Do outro lado, 51% discordam, com 40% fazendo isso de forma categórica. O racha não é aleatório: ele segue linhas precisas de geração, escolaridade e pertencimento religioso.
Entre os jovens de 16 a 24 anos, 61% apoiam a autonomia sobre o fim da própria vida, o índice que despenca para 35% entre quem tem 60 anos ou mais. |
O padrão se repete em todos os temas investigados e aponta para uma mudança geracional em curso: quanto mais jovem, maior a disposição para reconhecer o direito individual de encerrar a própria existência diante de sofrimento extremo.
A escolaridade segue o mesmo vetor.

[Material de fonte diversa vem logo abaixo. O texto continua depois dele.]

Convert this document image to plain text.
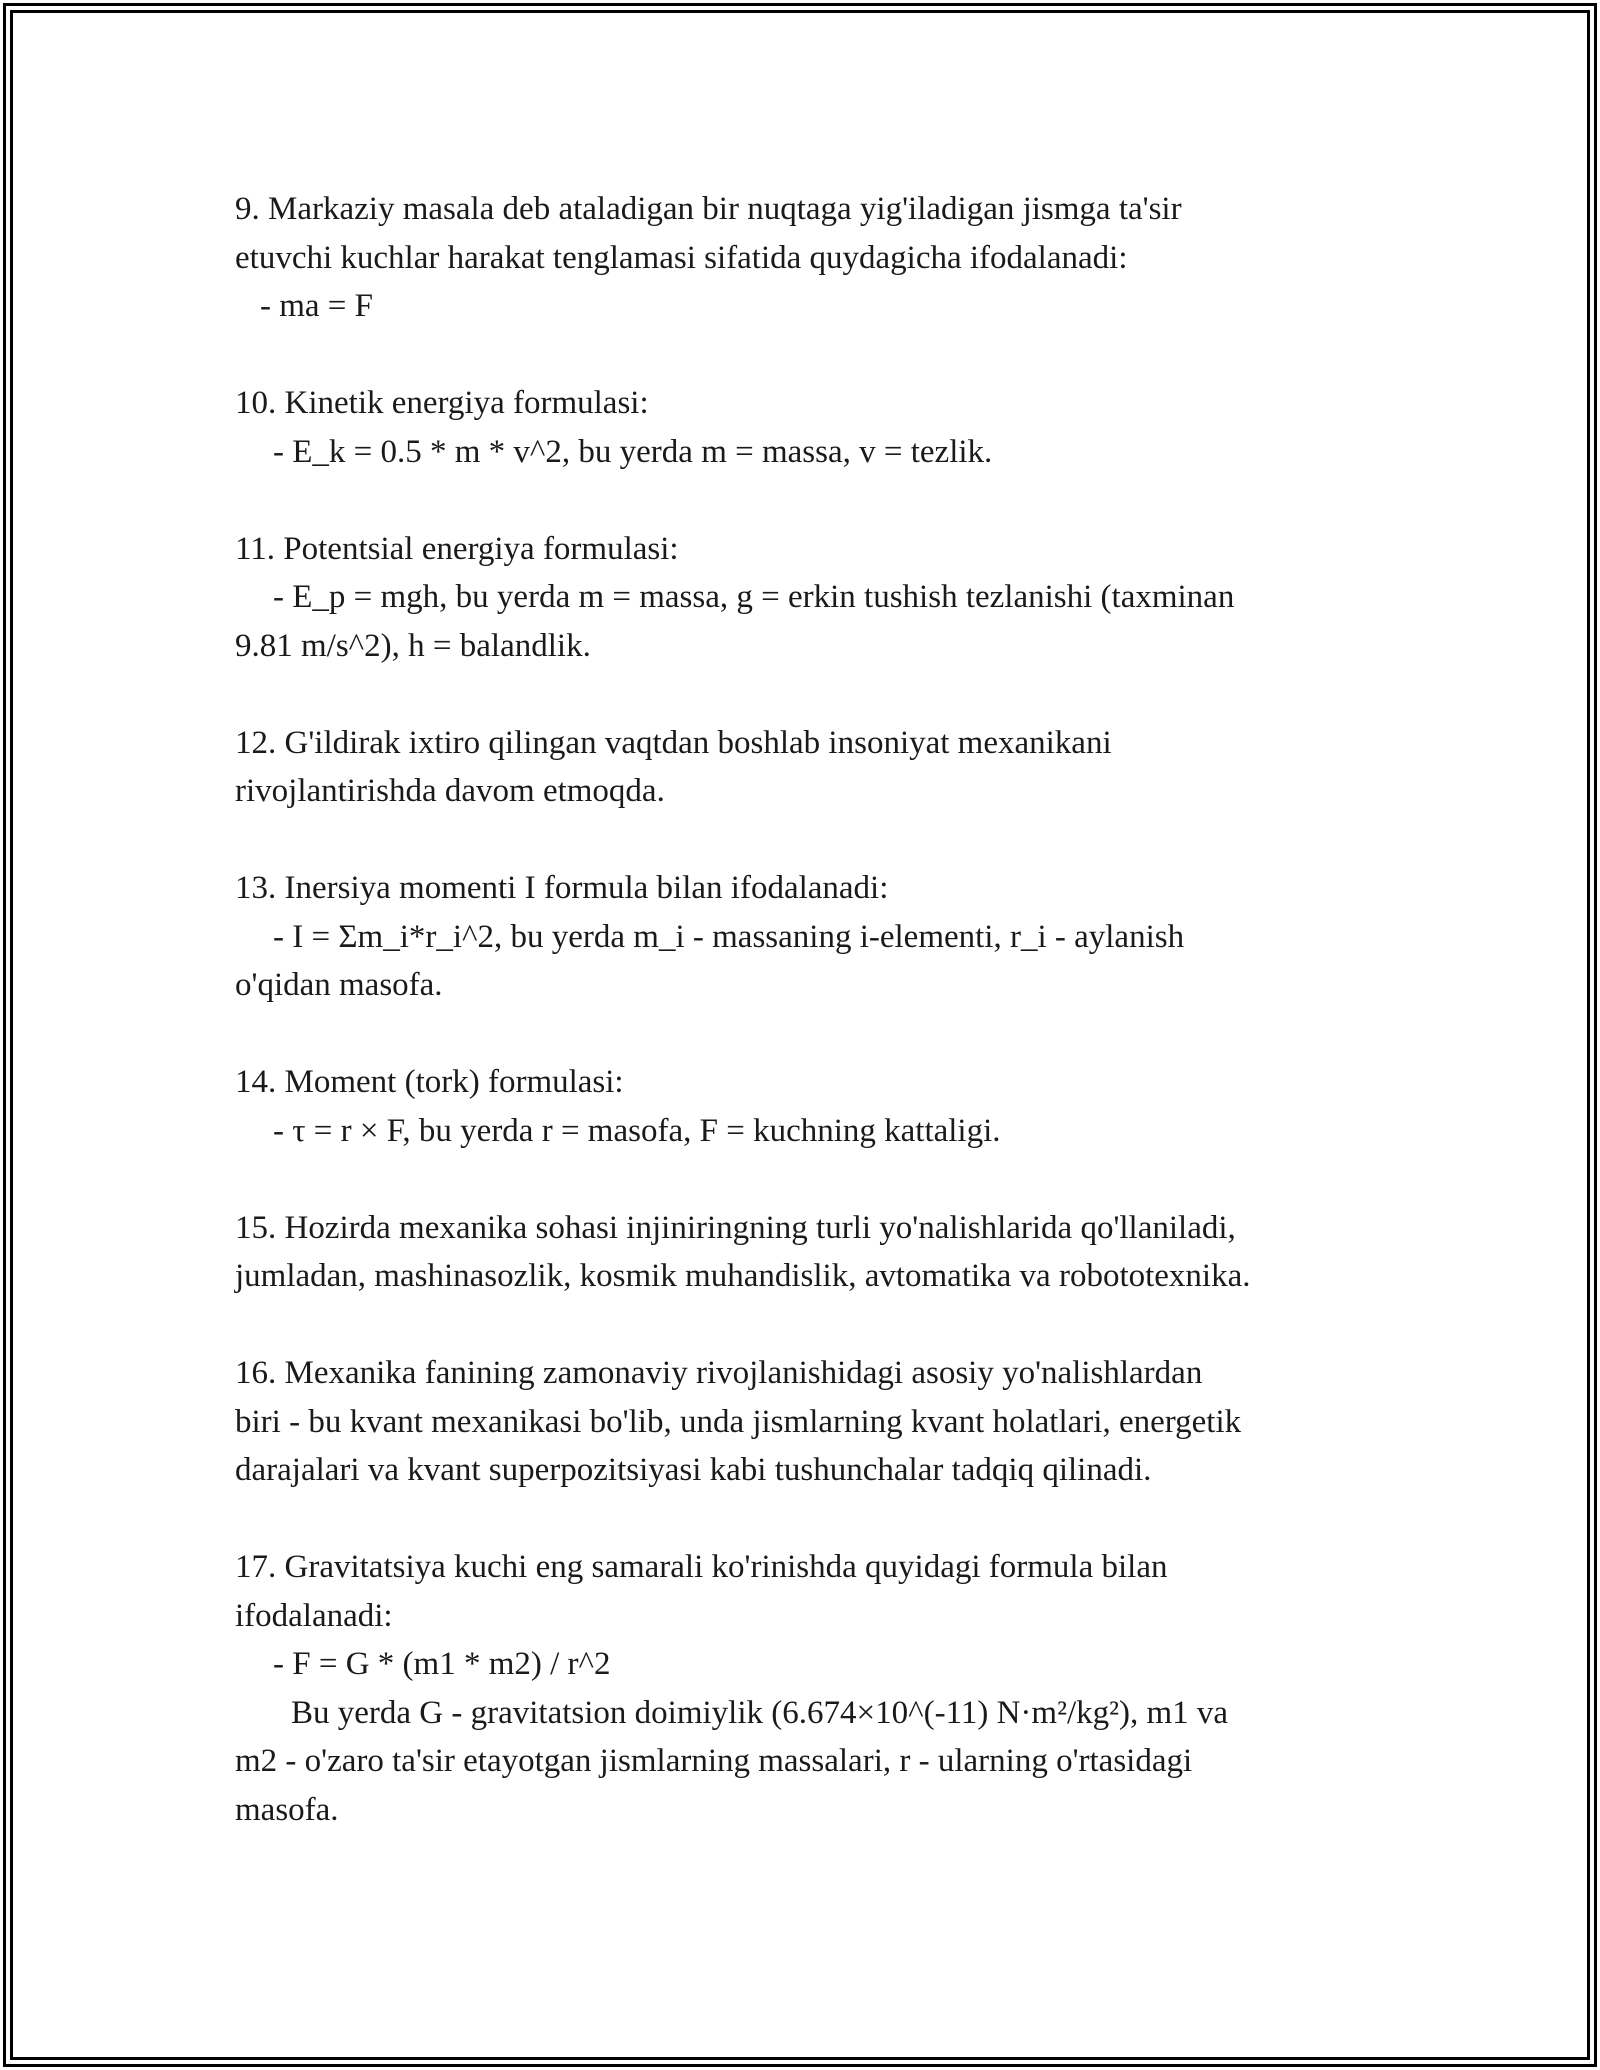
9. Markaziy masala deb ataladigan bir nuqtaga yig'iladigan jismga ta'sir

etuvchi kuchlar harakat tenglamasi sifatida quydagicha ifodalanadi:

- ma = F

10. Kinetik energiya formulasi:

- E_k = 0.5 * m * v^2, bu yerda m = massa, v = tezlik.

11. Potentsial energiya formulasi:

- E_p = mgh, bu yerda m = massa, g = erkin tushish tezlanishi (taxminan

9.81 m/s^2), h = balandlik.

12. G'ildirak ixtiro qilingan vaqtdan boshlab insoniyat mexanikani

rivojlantirishda davom etmoqda.

13. Inersiya momenti I formula bilan ifodalanadi:

- I = Σm_i*r_i^2, bu yerda m_i - massaning i-elementi, r_i - aylanish

o'qidan masofa.

14. Moment (tork) formulasi:

- τ = r × F, bu yerda r = masofa, F = kuchning kattaligi.

15. Hozirda mexanika sohasi injiniringning turli yo'nalishlarida qo'llaniladi,

jumladan, mashinasozlik, kosmik muhandislik, avtomatika va robototexnika.

16. Mexanika fanining zamonaviy rivojlanishidagi asosiy yo'nalishlardan

biri - bu kvant mexanikasi bo'lib, unda jismlarning kvant holatlari, energetik

darajalari va kvant superpozitsiyasi kabi tushunchalar tadqiq qilinadi.

17. Gravitatsiya kuchi eng samarali ko'rinishda quyidagi formula bilan

ifodalanadi:

- F = G * (m1 * m2) / r^2

Bu yerda G - gravitatsion doimiylik (6.674×10^(-11) N·m²/kg²), m1 va

m2 - o'zaro ta'sir etayotgan jismlarning massalari, r - ularning o'rtasidagi

masofa.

Entre brasileiros com ensino superior, 52% apoiam o direito de escolher como morrer, ante 37% dos que concluíram apenas o fundamental.
Na questão específica da eutanásia — definida como a aplicação, por um médico a pedido do paciente, de medicamento que provoca a morte —, o apoio sobe para 55% entre os mais escolarizados, contra 25% na faixa com menor instrução.
O dado mais expressivo vem dos sem religião. Entre os brasileiros que não se identificam com nenhuma fé, 62% são favoráveis à eutanásia, ante 37% dos católicos e apenas 29% dos evangélicos.
No suicídio assistido — em que o paciente toma o medicamento por conta própria, fornecido pelo médico —, a distância é ainda mais pronunciada: 59% dos sem religião apoiam, contra 33% dos católicos e 25% dos evangélicos.
A filiação religiosa é o maior preditor isolado de resistência à morte assistida.
A maioria da população, no entanto, ainda rejeita os procedimentos quando apresentados de forma explícita.
O suicídio assistido tem índice ainda menor de aceitação que a eutanásia: 35% favoráveis, contra 60% contrários.
A diferença pode estar no grau de agência exigida do médico em cada procedimento e na percepção pública, ainda amplamente moldada por valores religiosos que equiparam a prática ao homicídio ou ao pecado.